I find it easier to keep track of things by working with differentials and using a positional notation for partial derivatives: if $f:\mathbb R^n\to\mathbb R$, $\partial_k f$ is the partial derivative of $f$ with respect to the $k$th variable. The differential of $f$ at $\mathbf p$ is denoted by $df_{\mathbf p}$ and the chain rule is $d(f \circ g)_{\mathbf p} = df_{g(\mathbf p)} \circ dg_{\mathbf p}$. If we have $f:\mathbb R^n\to\mathbb R^m$ and fix coordinate systems for the domain and codomain, the linear map $df_{\mathbf p}$ is represented by the familiar Jacobian matrix of $f$, $\nabla f(\mathbf p)$ is the transpose of the matrix of $df_{\mathbf p}$, and the chain rule becomes matrix multiplication.
In this case, we have $f,g:\mathbb R^2\to\mathbb R$. It will also be useful to introduce an intermediate function $$h:\pmatrix{x\\z}\mapsto\pmatrix{x\\g(x,z)}$$ so that $\varphi = f \circ h$. We then have
$$df_{\mathbf p} = \pmatrix{\partial_1 f(\mathbf p) & \partial_2 f(\mathbf p)} \\ dg_{\mathbf p} = \pmatrix{\partial_1 g(\mathbf p) & \partial_2 g(\mathbf p)} \\ dh_\mathbf p = \pmatrix{1&0 \\ \partial_1 g(\mathbf p) & \partial_2 g(\mathbf p)}$$ so that (with some small abuses of notation)
$$\begin{align} d\varphi_{(1,2)} &= df_{h(1,2)} \circ dh_{(1,2)} \\ &= \pmatrix{\partial_1 f(1,3) & \partial_2 f(1,3)} \pmatrix{1&0 \\ \partial_1 g(1,2) & \partial_2 g(1,2)} \\ &= \pmatrix{\partial_1 f(1,3)+\partial_2f(1,3) \partial_1 g(1,2) & \partial_2f(1,3) \partial_2 g(1,2)}. \end{align}$$ Switching back to notation that’s more familiar to you, this says that $$\varphi_x(1,2) = f_x(1,3) + f_y(1,3) g_x(1,2) = 4 + 1\cdot2 = 6 \\ \varphi_z(1,2) = f_y(1,3) g_z(1,2) = 1\cdot(-2) = -2,$$ therefore $\lVert\nabla\varphi(1,2)\rVert = \sqrt{40}$.
Notice that $df$ is taken at $h(1,2)=(1,3)$. This is because we need the differential at the point at which $f$ is evaluated.
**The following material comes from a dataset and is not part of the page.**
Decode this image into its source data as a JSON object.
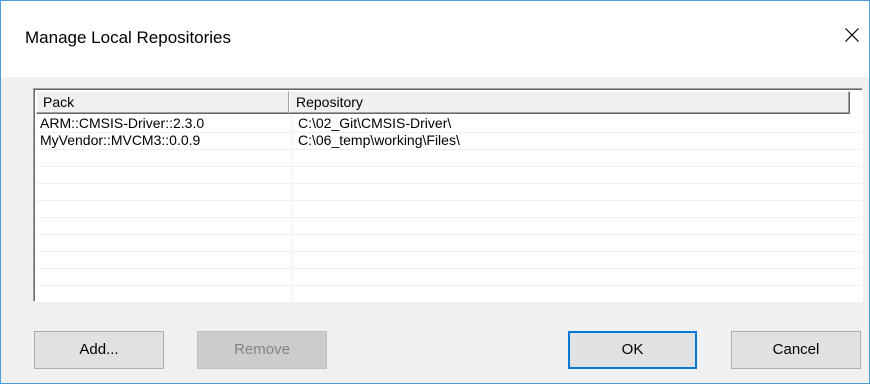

To evaluate $(f\circ h)(1,2)$, we first apply $h$ to get $h(1,2)=(1,3)$ then evaluate $f$ to this point to get $f(h(1,2))$. It’s the same thing with the differentials. To compute the linear approximationto the change in $f\circ h$ at $(1,2)$, we follow the maps along by first applying $dh_{(1,2)}$ to the displacement and then applying $df_{h(1,2)}$ to the result.